Stacy was quiet. Like Carrie and I, the unwelcome sight of the dark cabin was eating at her.
“His truck isn’t here,” she said. “He isn’t home.”
She tried the door to the cabin and it clicked open. We stepped inside and the rustic cabin smelled stale and the air was cool and moist. No one had been using this building for some time. In the darkness I could just make out a lantern sitting on a window ledge beside the door.
“Shit,” I said softly and reached for the lantern.

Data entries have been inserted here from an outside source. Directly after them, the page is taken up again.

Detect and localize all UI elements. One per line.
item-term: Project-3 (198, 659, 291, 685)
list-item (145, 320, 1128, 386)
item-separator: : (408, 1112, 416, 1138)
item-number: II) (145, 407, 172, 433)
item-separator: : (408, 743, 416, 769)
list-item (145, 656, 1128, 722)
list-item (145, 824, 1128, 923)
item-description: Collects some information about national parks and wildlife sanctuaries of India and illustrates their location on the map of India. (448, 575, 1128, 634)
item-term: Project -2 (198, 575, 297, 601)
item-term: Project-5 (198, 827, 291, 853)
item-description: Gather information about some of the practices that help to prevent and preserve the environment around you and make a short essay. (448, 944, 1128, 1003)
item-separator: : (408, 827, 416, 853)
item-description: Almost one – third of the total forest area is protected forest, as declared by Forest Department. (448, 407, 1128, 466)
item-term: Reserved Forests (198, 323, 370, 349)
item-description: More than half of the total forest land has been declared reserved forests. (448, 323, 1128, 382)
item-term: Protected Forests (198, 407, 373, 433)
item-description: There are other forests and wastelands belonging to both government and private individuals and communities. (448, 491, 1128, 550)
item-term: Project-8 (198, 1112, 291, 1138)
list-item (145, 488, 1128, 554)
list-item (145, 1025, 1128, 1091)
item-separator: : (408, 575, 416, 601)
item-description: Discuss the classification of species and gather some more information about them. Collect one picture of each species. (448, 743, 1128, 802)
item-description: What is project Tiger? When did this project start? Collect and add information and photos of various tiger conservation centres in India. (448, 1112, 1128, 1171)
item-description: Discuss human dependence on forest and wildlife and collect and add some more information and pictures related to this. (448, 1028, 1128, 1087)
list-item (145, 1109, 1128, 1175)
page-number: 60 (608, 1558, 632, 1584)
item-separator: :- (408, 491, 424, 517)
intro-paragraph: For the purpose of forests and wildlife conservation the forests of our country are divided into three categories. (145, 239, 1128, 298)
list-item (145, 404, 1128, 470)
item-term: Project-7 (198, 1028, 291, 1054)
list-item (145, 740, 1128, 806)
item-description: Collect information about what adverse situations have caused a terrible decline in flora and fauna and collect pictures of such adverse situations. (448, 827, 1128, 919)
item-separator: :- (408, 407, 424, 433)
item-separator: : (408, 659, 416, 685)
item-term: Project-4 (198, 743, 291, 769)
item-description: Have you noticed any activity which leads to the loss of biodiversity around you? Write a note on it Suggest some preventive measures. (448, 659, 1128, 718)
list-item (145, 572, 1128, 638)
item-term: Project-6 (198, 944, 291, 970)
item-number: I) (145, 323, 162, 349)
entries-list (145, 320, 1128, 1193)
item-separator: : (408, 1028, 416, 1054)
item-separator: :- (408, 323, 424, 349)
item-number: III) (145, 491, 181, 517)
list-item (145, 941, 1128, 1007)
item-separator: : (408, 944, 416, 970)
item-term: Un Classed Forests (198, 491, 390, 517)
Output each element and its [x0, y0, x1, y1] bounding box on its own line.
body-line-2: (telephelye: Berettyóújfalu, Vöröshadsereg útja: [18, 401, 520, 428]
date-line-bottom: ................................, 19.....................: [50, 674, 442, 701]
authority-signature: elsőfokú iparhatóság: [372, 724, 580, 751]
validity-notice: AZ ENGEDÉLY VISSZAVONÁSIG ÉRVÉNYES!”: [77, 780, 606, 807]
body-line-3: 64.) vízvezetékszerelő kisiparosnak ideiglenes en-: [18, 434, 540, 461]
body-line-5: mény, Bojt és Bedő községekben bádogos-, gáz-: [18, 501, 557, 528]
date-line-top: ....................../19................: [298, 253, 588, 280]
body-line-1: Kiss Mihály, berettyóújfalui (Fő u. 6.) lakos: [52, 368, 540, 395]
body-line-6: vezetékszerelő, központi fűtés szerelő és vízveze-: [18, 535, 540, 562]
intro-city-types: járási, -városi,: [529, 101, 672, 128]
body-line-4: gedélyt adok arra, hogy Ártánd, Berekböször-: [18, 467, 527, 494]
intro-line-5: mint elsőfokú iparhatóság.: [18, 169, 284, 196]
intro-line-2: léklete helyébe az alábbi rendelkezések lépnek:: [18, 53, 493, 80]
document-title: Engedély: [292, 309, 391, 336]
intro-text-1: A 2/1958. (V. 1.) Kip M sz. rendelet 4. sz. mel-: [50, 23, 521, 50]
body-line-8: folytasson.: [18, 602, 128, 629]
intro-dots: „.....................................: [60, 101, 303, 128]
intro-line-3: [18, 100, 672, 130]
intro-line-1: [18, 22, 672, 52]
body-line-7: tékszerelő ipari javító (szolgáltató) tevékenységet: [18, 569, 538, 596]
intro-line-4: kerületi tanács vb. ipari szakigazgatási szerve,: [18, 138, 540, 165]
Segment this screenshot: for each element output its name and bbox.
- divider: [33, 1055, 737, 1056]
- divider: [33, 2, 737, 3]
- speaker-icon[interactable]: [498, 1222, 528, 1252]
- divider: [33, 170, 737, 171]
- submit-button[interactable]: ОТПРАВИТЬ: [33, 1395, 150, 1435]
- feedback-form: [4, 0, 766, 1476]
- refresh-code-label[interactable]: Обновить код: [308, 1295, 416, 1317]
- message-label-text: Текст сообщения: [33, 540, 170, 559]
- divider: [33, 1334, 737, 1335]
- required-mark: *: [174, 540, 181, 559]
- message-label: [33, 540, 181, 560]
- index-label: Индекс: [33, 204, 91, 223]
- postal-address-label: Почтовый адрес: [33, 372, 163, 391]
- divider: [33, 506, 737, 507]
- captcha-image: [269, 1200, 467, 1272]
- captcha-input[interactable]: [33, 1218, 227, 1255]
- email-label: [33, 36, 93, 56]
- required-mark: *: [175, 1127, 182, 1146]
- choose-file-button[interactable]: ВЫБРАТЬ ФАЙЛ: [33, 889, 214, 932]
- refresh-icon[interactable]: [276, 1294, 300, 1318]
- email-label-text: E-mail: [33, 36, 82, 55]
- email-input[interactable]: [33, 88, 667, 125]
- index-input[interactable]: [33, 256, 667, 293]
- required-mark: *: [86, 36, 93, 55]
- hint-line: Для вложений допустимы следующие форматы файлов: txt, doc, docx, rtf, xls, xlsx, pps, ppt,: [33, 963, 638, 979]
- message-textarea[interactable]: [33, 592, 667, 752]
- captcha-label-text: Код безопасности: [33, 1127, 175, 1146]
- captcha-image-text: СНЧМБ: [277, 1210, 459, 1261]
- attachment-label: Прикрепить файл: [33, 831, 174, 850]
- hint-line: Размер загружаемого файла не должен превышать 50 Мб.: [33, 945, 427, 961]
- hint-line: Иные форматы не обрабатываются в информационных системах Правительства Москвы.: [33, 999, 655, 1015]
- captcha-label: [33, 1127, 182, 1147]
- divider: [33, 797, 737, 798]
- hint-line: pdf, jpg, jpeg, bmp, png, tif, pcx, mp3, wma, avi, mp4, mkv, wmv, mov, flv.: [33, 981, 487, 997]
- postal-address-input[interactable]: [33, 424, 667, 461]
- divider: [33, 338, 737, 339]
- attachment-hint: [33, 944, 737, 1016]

Stacy said she wasn’t giving up on him. He’s probably living in the biggest, most comfortable place in town,” she said brightly and headed back to the door.
“Uhh, I think we should just settle down for the night,” I said. “It’s dark and pissing down out there. Let’s go out and about in the morning.” I managed to fiddle with the lantern and light it.
Carrie said she agreed with me and Stacy turned around and pulled her sweater hood back. Water droplets bounced in every direction, capturing the pale orange glow of the new lantern light.
“There’s firewood around the side. I’ll get some. He doesn’t have electricity, so don’t bother looking for power.”
Carrie wrapped her arms around me and told me she loved me. I replied in kind and looked at her. “Everything all right?” She shook her head and her soul-tripping blue eyes held a mystical shine in the dim lantern light.
“I’m glad we’re staying,” she said. “I’ll go get our stuff.”
Stacy came back in with a bundle of wood in her arms. “There are more lanterns and flashlights through that way,” she said, gesturing with the pile of wood to move down the narrow hallway. Bits of bark and saturated forest muck flicked from the firewood.
We emerged into a large kitchen, which had a low ceiling at the back end, where cupboards and a sink were located. On the counter was a couple of larger lanterns and luckily, they were full of fuel.
Once the lanterns were lit up, and a fire was roaring in the kitchen stove, I set about lighting a fire in the larger fireplace, in the adjacent sitting room, which Stacy noted was where she usually slept.
“You guys can have this,” she said, nudging a hide-a-bed that served as a separation from the sitting room and kitchen. “It’s far more comfortable than Kenneth’s room.”
Once all the fires were loaded for the evening, and we enjoyed a small snack, we decided to hit the hay.
Considering how the next day would pan out, it was a good thing we had a good night’s sleep.
Rain tap-danced on the moss-covered cedar shingle roof all night long. The entry in my journal from the next morning noted: “Have we been deposited in hell? Rain is lamenting these times as demons scratch at the hatchway.” I wasn’t in a good mood. An animal nibbled at my guts, making my heart squirm.